実際、公認ライターと編集部の間で何度も記事をやりとりすることもあり、取材した11月上旬時点でストック原稿の納品状況は「数十本で、遅れ気味」だとも明かした。
MERYらしさとは一体何か?
小学館側を中心とした新生MERYのポリシーの中で、「MERYらしさ」はどう作り上げられていくのか。そもそもMERYらしさはどう受け継がれたのか。
江端氏によると、旧MERYに関わっていたスタッフは、開発・システム周りや管理部門に十数人ほど残っている。一方でコンテンツ面に関しては、旧MERYのスタッフが「MERYらしさ」を表現するようなディレクションをしているわけではないという。
CanCamなどトレンドに敏感な女性誌の編集長を経験してきた山岸氏は、「ほぼ1年間のブランクを経て、世の中の流行も変化している。(運営再開したからといって旧MERYと地続きに)同じものにはならない」と、冷静に分析する。
だから、旧MERYからの直接的な方針の移植はしない。しかし、「読者に肌感覚が近い『MERY公認ライター』が作り上げていく世界は、新生MERYにも受け継がれていくはずだ」と、同世代によって生産されるコンテンツで、MERYらしさを作っていく、という方針だ。
著作権侵害の補償はDeNAが行う
新生MERYでは「非公開化前の旧『MERY』の記事は一切使用しない」(公式サイトより)。
提供:株式会社MERY
新生MERYについて二人の経営陣の語る言葉を聞いて感じるのは、MERY社は「事業を走らせながら考える」をやっているのだろうということだ。全ての形を決め、全ての問題の決着を待ってから事を進める、という大出版社的な意思決定は、あえてしていないように思える。
例えば、あるベテランライターは、冷静に振り返ればDeNAのキュレーションメディアが「盗用したかもしれないコンテンツ」の権利確認は実際のところ何も落着していないし決着もしていない、と指摘する。DeNA側が「このまま記事を提供し続けることは許されないと判断し」(2016年12月1日発表のプレスリリースより)、全コンテンツを公開停止しているためだ。第三者委員会が指摘した、盗用の可能性があったとされる74万7643点の画像も含め、誰も確認できなくなっているのだ。
DeNAには問い合わせ窓口はあるものの、DeNA側で確認するのは、自社で転載元URLを把握している記事や画像のみだ。例えば、まとめサイト経由で画像などの盗用があった場合は、この仕組みでは探し出せない。また申請にあたってはその画像などの著作権が自身にあることを証明する必要もある。前出のライターは、こうした非現実的な窓口システムになっている点を問いただしてもこう着状態だと語る。

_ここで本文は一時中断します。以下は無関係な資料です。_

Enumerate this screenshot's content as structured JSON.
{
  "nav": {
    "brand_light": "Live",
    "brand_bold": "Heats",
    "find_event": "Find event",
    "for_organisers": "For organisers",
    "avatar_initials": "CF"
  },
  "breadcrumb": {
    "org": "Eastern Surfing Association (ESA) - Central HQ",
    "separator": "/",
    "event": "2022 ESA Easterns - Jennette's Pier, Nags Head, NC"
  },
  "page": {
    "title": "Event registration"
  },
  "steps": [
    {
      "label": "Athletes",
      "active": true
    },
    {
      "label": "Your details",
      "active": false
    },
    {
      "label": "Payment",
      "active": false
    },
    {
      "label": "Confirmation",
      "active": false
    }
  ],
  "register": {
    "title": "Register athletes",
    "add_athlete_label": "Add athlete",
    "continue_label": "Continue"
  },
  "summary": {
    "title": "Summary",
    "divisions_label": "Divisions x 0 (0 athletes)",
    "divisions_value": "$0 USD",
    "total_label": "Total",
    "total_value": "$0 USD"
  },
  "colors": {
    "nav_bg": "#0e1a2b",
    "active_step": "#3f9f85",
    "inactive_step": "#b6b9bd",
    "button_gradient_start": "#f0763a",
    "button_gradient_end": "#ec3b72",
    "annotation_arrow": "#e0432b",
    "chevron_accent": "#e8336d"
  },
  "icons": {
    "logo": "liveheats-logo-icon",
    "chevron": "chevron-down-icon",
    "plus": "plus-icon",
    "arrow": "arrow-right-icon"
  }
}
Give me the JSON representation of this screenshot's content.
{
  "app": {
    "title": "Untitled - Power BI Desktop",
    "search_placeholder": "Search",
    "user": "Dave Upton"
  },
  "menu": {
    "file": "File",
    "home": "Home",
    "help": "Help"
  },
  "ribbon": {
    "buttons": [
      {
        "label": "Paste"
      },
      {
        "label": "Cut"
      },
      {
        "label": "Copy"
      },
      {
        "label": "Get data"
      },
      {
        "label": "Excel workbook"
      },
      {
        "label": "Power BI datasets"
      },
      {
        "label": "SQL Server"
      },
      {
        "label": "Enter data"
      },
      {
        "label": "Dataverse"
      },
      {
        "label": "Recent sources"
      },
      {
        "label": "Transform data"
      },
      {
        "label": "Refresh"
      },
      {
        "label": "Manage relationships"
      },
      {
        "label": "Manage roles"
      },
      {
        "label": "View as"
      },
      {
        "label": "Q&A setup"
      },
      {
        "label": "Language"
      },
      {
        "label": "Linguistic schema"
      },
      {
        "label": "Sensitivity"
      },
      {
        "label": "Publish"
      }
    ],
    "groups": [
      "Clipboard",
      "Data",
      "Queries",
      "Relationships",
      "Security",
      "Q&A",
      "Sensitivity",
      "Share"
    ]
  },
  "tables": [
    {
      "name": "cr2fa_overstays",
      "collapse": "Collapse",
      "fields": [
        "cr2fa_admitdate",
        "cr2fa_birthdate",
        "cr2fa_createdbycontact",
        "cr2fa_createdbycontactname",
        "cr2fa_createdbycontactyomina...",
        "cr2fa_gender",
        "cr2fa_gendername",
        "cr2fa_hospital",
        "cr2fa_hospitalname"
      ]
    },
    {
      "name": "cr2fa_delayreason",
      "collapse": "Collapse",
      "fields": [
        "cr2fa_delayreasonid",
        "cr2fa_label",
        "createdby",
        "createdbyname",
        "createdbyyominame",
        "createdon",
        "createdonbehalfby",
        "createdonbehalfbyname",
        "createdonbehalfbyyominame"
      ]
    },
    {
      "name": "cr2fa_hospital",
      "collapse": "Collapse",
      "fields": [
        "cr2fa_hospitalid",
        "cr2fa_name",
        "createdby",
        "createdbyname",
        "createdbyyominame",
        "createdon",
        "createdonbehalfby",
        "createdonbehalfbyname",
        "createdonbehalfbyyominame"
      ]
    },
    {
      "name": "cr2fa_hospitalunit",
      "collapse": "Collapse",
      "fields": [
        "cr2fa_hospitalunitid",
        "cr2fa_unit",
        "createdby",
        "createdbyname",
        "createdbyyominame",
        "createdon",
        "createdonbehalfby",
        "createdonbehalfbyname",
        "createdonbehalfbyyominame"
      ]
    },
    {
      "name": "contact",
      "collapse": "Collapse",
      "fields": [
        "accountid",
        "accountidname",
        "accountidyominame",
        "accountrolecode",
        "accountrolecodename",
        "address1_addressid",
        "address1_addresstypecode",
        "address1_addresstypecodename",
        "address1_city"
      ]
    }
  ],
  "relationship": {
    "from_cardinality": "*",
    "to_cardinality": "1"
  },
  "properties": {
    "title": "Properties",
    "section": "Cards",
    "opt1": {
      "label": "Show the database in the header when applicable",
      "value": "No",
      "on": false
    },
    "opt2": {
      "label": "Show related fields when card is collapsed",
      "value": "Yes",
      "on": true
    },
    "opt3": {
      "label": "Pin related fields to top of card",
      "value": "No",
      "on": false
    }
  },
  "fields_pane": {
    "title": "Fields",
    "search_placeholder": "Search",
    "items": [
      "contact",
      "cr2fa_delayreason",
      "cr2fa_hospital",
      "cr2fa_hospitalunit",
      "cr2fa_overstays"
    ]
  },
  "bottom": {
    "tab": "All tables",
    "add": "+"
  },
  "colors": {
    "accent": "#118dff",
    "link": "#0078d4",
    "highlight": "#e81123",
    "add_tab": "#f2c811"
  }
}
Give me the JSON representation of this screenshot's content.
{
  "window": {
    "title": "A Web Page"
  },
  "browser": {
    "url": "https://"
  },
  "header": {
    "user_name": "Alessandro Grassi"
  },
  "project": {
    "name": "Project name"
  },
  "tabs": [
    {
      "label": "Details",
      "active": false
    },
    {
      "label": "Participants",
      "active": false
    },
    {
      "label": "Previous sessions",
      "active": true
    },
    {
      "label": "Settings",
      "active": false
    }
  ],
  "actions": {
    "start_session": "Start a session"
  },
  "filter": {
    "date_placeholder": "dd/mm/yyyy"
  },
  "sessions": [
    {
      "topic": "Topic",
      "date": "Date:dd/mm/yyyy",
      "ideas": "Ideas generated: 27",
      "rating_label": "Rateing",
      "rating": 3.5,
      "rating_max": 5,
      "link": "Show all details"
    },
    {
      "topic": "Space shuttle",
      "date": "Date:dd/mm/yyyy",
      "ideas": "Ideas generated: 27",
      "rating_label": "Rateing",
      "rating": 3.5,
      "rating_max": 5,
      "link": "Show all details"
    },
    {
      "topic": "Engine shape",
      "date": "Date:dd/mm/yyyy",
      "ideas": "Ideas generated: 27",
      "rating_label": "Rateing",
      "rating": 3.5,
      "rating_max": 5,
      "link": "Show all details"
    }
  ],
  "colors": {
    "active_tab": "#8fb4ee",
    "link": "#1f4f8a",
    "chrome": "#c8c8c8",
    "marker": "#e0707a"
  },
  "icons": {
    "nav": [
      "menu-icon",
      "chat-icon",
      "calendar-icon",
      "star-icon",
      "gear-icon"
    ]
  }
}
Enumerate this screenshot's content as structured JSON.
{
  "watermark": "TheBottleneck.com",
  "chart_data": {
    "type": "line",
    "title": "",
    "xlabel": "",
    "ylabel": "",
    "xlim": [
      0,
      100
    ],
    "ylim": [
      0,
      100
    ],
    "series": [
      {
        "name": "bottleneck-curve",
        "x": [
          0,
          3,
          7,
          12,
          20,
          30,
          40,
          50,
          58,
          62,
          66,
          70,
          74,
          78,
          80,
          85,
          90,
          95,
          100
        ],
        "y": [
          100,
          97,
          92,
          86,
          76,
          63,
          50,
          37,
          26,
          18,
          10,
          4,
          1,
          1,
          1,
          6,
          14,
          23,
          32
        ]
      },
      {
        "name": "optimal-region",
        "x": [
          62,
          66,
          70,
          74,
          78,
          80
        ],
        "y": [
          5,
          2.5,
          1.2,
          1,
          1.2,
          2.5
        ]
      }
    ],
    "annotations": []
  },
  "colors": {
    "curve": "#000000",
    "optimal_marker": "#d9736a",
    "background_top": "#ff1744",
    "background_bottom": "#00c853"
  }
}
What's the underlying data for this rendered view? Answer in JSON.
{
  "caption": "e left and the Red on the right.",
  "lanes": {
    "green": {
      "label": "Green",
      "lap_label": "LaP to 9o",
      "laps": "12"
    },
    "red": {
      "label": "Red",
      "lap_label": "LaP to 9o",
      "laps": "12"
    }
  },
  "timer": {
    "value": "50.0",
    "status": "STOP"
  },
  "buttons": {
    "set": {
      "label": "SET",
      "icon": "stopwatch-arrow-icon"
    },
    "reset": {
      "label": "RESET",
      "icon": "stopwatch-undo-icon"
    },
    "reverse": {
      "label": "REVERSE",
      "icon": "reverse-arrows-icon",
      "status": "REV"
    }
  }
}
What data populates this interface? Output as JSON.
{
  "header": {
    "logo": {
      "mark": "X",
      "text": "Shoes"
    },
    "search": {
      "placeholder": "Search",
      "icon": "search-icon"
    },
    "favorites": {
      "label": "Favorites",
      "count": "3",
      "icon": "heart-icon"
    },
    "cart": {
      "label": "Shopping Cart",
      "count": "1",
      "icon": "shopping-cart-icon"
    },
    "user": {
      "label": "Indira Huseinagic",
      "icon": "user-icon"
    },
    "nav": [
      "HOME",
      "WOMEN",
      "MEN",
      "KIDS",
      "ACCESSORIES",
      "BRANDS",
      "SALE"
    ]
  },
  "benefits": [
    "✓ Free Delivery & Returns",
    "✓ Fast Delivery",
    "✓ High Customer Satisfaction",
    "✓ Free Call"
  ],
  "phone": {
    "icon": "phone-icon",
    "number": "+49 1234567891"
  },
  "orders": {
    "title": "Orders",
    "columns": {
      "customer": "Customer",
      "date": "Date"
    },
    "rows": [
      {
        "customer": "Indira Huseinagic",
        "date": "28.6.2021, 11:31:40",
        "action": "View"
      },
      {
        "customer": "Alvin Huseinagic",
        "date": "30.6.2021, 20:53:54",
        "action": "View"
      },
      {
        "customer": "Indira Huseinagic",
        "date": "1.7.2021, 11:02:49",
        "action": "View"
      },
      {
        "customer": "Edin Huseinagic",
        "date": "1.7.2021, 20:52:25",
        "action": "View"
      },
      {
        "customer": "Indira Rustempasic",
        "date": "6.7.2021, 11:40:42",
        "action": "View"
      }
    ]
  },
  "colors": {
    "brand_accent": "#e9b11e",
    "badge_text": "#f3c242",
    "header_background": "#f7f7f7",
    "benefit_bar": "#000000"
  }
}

MERYはもう一度、若年女性層の人気を獲得することができるのか?
写真:今村拓馬
MERY社としてはこれらの補償や確認義務はDeNAにあるという立場だ。とはいうものの、未解決の問題を現在進行形で持っているブランドを引き継ぐ道義的責任はある。実際、禊(みそぎ)の終わっていない状態での再スタートを批判する人も少なくないはずだ。
「古いMERYで起きたいろんな出来事に関しては、DeNAさんが責任を持って解決するという話になっていて、我々はそれ以上のものではない。私たちは前を向いて仕事をしていく。ああいうことが起こらないように、自分たちで一生懸命つくりあげていく、そこで信頼を得るというやり方しかないんじゃないのか」
山岸氏・江端氏は、Business Insider Japanの質問にこう答えた。
MERYブランドは「ちゃんとしたメディア」になったのか。そして旧MERYのファンがもう一度面白いと戻ってくるコンテンツにはなったのか。さまざまな人の想いと期待を巻き込みながらオープンする、新生MERY。サイト公開は明日、11月21日だ。